Так Ларга обзавелась второй достопримечательностью.
Со временем, конечно, парки, — и троллейбусный, и аттракционов, — пришли в упадок. Люльки колеса обозрения растащили по дворам, сделав из них беседки. Коня с детской карусели предприимчивый дед Тудор приспособил флюгером на крыше дома. Правда, конь был тяжелый и не крутился от ветра. Цепи с аттракциона «Ромашка» расхватали по хозяйству механизаторы всех окрестных сел. В куполе «Бешеного мотоциклиста» по ночам, — передавали друг другу на ухо девки, хихикая и краснея, — такое вытворялось…
А после того, как советская власть в Молдавии пала, в село назначили священника, отца Паисия. Тот предал анафеме аттракционы, как дьявольское скоморошество, и строго настрого запретил всем православным христианам переступать даже ограду бывшего развлекательного парка. И торжественно сжег остатки колеса обозрения. Поскольку люльки сняли заранее, о колесе никто не жалел…
— А троллейбусный парк, — решил Паисий, тогда еще вполне счастливый со своей Елизаветой, белевшей телом в разрезе ночных рубах, — мы, пожалуй, оставим. Приспособим троллейбус для нужд Всевышнего.
По замыслу Паисия, на троллейбусе можно было возить по селе чудотворные иконы и просить у Бога то дождя, то солнца, в зависимости от очередных природных катаклизмов, мешающих крестьянину собрать небывалый урожай. Многие роптали и говорили, что при советской власти молебнов не было, а урожай был.
— Это потому, — объяснил молодой и честолюбивый священник, — что при советах мы продали душу дьяволу, и за это он ниспосылал свои дьявольские урожаи!

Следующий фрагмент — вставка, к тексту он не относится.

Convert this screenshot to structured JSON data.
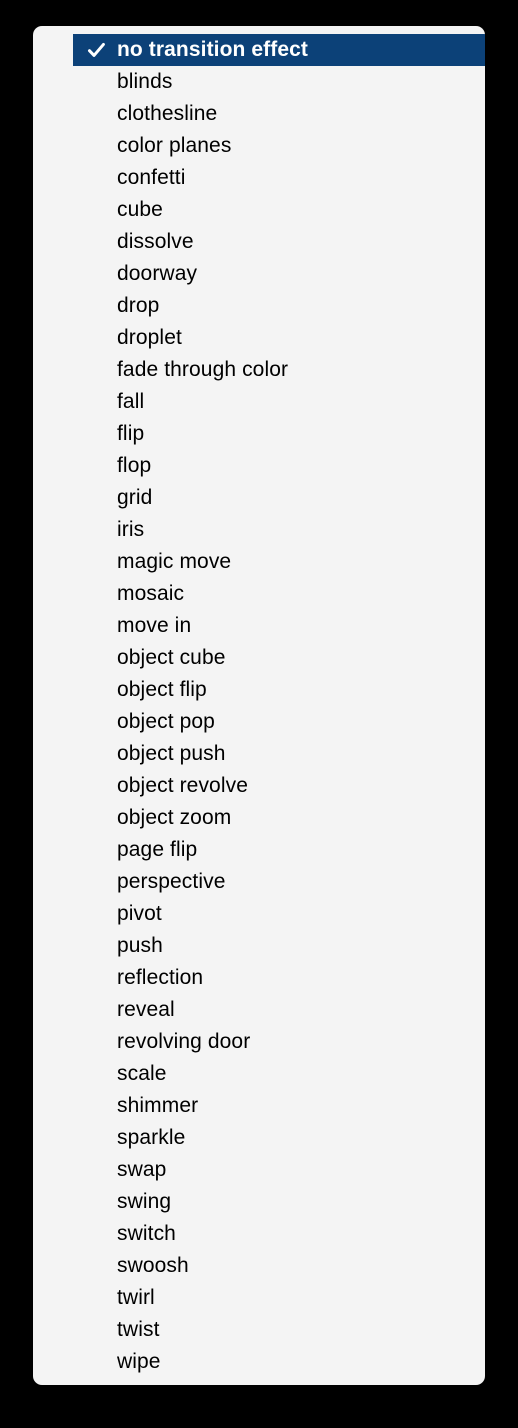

Аргумент был безупречен и выверен, поэтому спорщиков не нашлось. Троллейбус выдержал три крестных хода, после чего выяснилось, что помимо урожаев, дьявол ниспосылал проклятой советской власти еще и электричества вдоволь. А без него, как выяснилось, троллейбус не ехал.
— Тогда будем его толкать, — с энтузиазмом, потому что его место в любом случае было в салоне, объявил Паисий. — Господь поможет!
Но эта затея спросом не пользовалась, и крестные ходы стали в Ларге традиционными. Паисия, с детства ненавидевшего прогулки, это расстраивало. Правда, сейчас он бы согласился на сто, двести, тысячу крестных ходов в год! Лишь бы его супруга вернулась к нему, сам он попал в Италию садовником, — имевший отдаленное о работе в саду представление Паисий думал, что это приятная и непыльная работенка, — а супруга и детки при нем. Где? Конечно, в Италии. Ведь там, по слухам, был рай. Оставалось выяснить, как туда попасть отцу Паисию, и как наскрести необходимые для этого четыре тысячи евро. Ведь за единственную ценную вещь в церкви, чудотворную икону Николая Страстотерпца, священнику давали всего пятьсот евро. А сам храм в залог кишиневские ломбарды не принимали. Не то, чтобы в ломбардах смущались статусом здания… Это-то как раз никого не останавливало. Паисий доподлинно знал, что под залог церкви вполне можно получить кредит на отдых, жилье и образование. Некоторые банки даже разработали рекламную компанию для священнослужителей Молдавии с предложением такого кредита.
Просто, мучительно остро вспомнил свое унижение отец Паисий, в ломбардах приводили один аргумент, который сейчас батюшка в черное от безысходности и ночи окно и прошептал:
— А церквушка-то — неликвид…
На крыше дома, под большим колесом, где невозмутимо глядела друг на друга чета аистов, сидели двое мужчин. Печник и хозяин дома.
— Положи руку на трубу! — попросил печник.
— Горячо же, обожгусь, — нехотя сказал хозяин дома. — Горячий…
— Клади! — крикнул Еремей.
Хозяин осторожно приблизил руку к трубе. Потом, осмелев, положил ее. Затем, удивленно засмеявшись, сунул руку в трубу по самый локоть.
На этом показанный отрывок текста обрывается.